# Notebook for conducting the PLP study
Patient-Level Prediction (PLP) is a methodology used in healthcare and clinical research, especially within the OMOP Common Data Model (CDM) ecosystem and the Observational Health Data Sciences and Informatics (OHDSI) initiative. The purpose of PLP is to develop and validate predictive models that can anticipate specific clinical events for individual patients based on their medical history and other relevant data.

### Import libraries

In [3]:
import pandas as pd
from sklearn.ensemble import RandomForestClassifier
from sklearn.linear_model import LogisticRegression
from sklearn.svm import SVC
from src import peticiones, plp, cohortes, miscelania

### Import DataSet Synthea

Downloads the Dataset in the directory defined in *save_path*

In [4]:
save_path = "./data"  # Ruta en la que se descargará
peticiones.loadSynthea(save_path)

Descargando ZIP desde https://github.com/OHDSI/EunomiaDatasets/archive/refs/heads/main.zip...
Zip path ./data\temp_repo\repo.zip
ZIP descargado correctamente. Descomprimiendo en ./data\temp_repo...
Carpeta Synthea27Nj movida a ./data\Synthea27Nj
Carpetas temporales y archivo ZIP eliminados.


### Create DataSet from Synthea's CSV files

From the directory defined in *save_path* it will be created a DB with DuckDB at the directory defined in *db_path*

In [5]:
csv_folder = save_path + '/Synthea27Nj'
db_path = save_path + 'Synthea_BBDD'
peticiones.crear_bbdd_desde_csv(csv_folder, db_path)

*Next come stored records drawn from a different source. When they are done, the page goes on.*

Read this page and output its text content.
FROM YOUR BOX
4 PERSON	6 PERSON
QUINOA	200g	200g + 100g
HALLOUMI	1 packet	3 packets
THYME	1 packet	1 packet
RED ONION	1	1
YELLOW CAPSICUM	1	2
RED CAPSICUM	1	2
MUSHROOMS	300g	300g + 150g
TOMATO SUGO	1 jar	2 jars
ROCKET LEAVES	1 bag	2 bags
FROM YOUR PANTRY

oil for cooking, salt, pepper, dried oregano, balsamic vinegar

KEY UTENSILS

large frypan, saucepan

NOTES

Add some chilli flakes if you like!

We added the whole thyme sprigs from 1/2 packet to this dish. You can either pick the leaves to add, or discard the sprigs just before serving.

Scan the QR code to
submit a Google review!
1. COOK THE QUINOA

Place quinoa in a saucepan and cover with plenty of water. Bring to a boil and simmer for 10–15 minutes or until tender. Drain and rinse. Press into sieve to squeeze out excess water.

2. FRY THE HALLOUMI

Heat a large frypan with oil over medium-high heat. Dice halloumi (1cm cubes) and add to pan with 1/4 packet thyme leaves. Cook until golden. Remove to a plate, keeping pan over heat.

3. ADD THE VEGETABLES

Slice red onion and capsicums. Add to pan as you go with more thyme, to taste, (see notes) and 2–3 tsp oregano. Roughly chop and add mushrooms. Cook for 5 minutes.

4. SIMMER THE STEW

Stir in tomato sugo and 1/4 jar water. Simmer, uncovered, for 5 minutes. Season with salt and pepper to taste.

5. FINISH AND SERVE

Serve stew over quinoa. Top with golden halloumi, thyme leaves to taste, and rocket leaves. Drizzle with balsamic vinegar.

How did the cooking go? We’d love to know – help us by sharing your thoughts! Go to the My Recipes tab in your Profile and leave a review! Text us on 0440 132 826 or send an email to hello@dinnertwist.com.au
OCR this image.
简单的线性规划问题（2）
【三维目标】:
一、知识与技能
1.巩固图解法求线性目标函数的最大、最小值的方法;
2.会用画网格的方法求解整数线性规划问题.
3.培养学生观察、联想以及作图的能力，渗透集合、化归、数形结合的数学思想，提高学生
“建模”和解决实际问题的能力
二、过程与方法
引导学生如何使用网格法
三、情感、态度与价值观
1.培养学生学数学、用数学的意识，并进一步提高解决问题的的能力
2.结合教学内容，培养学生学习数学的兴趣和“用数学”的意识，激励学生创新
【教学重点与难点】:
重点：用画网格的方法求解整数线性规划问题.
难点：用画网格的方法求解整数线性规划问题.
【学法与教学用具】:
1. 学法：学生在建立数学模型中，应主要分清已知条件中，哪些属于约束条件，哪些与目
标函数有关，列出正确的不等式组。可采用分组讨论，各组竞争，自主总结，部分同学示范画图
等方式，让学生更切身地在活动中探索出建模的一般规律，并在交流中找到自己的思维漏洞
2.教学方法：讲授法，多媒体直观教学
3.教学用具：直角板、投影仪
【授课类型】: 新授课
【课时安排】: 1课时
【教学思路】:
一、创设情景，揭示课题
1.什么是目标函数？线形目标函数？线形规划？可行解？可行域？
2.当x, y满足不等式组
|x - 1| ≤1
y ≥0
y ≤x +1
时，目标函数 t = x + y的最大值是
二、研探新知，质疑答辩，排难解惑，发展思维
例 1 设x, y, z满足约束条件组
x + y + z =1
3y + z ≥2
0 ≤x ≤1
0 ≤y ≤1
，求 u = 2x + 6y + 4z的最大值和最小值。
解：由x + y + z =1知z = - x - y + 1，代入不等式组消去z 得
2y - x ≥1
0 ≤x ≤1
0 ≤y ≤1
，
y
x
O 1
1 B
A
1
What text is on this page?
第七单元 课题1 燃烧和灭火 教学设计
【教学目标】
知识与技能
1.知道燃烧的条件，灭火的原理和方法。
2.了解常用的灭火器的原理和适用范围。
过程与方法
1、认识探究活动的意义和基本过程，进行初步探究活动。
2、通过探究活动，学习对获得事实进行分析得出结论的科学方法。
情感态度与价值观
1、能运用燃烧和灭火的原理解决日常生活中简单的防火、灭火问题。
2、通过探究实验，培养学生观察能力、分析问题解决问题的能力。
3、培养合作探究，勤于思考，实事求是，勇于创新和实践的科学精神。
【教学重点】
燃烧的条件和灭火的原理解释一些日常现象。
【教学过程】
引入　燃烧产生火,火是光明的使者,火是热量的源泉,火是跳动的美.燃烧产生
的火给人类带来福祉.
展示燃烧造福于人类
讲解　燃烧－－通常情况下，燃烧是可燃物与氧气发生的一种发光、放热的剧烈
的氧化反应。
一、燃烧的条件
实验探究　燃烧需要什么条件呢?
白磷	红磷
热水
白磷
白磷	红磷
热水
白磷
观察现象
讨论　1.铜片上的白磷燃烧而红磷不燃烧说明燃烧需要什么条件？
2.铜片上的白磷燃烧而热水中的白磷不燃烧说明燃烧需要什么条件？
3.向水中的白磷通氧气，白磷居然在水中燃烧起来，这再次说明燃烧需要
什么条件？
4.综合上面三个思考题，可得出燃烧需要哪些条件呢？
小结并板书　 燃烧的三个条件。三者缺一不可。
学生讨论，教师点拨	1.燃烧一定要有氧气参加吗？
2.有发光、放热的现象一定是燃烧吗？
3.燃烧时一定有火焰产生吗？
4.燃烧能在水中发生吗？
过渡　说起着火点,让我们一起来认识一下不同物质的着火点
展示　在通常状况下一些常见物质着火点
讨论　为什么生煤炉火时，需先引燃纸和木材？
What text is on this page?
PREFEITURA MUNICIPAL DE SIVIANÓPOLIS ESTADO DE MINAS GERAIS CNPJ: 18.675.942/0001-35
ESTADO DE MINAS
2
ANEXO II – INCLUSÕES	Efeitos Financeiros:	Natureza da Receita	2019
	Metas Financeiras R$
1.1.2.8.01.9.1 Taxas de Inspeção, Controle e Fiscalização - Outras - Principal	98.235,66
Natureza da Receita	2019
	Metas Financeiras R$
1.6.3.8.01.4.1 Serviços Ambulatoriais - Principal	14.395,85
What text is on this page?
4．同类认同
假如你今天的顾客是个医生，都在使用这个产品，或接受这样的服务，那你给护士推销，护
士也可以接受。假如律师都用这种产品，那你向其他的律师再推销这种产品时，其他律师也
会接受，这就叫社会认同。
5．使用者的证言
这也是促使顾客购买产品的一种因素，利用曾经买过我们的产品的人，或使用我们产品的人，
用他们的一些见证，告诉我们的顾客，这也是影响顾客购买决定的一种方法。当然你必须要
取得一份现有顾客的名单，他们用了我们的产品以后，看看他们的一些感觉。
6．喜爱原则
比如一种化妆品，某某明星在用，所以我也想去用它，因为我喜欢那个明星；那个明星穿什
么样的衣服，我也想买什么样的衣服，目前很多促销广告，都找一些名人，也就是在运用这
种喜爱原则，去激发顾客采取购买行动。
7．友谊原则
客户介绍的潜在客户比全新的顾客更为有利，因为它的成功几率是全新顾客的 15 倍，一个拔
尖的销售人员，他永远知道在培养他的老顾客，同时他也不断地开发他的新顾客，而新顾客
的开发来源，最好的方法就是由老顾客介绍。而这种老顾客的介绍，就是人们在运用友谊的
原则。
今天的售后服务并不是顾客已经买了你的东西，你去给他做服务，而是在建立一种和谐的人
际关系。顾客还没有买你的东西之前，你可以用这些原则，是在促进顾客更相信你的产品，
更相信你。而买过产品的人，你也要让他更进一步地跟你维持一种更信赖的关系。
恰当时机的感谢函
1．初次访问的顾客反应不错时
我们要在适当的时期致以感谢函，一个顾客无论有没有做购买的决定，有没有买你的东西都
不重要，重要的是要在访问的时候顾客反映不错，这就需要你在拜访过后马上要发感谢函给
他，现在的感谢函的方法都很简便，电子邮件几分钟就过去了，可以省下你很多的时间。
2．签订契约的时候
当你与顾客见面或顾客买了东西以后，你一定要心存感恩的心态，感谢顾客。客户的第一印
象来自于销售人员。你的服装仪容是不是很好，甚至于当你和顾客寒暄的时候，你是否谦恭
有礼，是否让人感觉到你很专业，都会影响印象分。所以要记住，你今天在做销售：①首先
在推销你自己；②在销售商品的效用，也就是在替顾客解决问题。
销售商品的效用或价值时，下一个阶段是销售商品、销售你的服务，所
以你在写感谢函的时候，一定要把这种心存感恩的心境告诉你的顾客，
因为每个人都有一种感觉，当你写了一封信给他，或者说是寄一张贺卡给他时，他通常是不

Tabla CARE_SITE creada a partir de CARE_SITE.csv
Tabla CDM_SOURCE creada a partir de CDM_SOURCE.csv
Tabla COHORT creada a partir de COHORT.csv
Tabla COHORT_DEFINITION creada a partir de COHORT_DEFINITION.csv
Tabla CONCEPT creada a partir de CONCEPT.csv
Tabla CONCEPT_ANCESTOR creada a partir de CONCEPT_ANCESTOR.csv
Tabla CONCEPT_CLASS creada a partir de CONCEPT_CLASS.csv
Tabla CONCEPT_RELATIONSHIP creada a partir de CONCEPT_RELATIONSHIP.csv
Tabla CONCEPT_SYNONYM creada a partir de CONCEPT_SYNONYM.csv
Tabla CONDITION_ERA creada a partir de CONDITION_ERA.csv
Tabla CONDITION_OCCURRENCE creada a partir de CONDITION_OCCURRENCE.csv
Tabla COST creada a partir de COST.csv
Tabla DEATH creada a partir de DEATH.csv
Tabla DEVICE_EXPOSURE creada a partir de DEVICE_EXPOSURE.csv
Tabla DOMAIN creada a partir de DOMAIN.csv
Tabla DOSE_ERA creada a partir de DOSE_ERA.csv
Tabla DRUG_ERA creada a partir de DRUG_ERA.csv
Tabla DRUG_EXPOSURE creada a partir de DRUG_EXPOSURE.csv
Tabla DRUG_STRENGTH creada a par

## Create cohorts and PLP study
3 cohorts are created:

### 1.- Target Cohort (Cohort of Interest):

This is the group of patients who will be studied or for whom the prediction will be made. This group is defined by a set of conditions or characteristics.
For example, you could have a cohort of people who are over 30 years old and have been diagnosed with diabetes.

### 2.- Outcome Cohort:

This is the clinical event you are trying to predict in the patients in the Target group. For example, whether a patient will be readmitted to the hospital within 30 days after discharge, or will develop a disease in the future.
The “outcome” is binary in many cases (occurs or does not occur), but there may be different types of outcomes depending on the clinical problem.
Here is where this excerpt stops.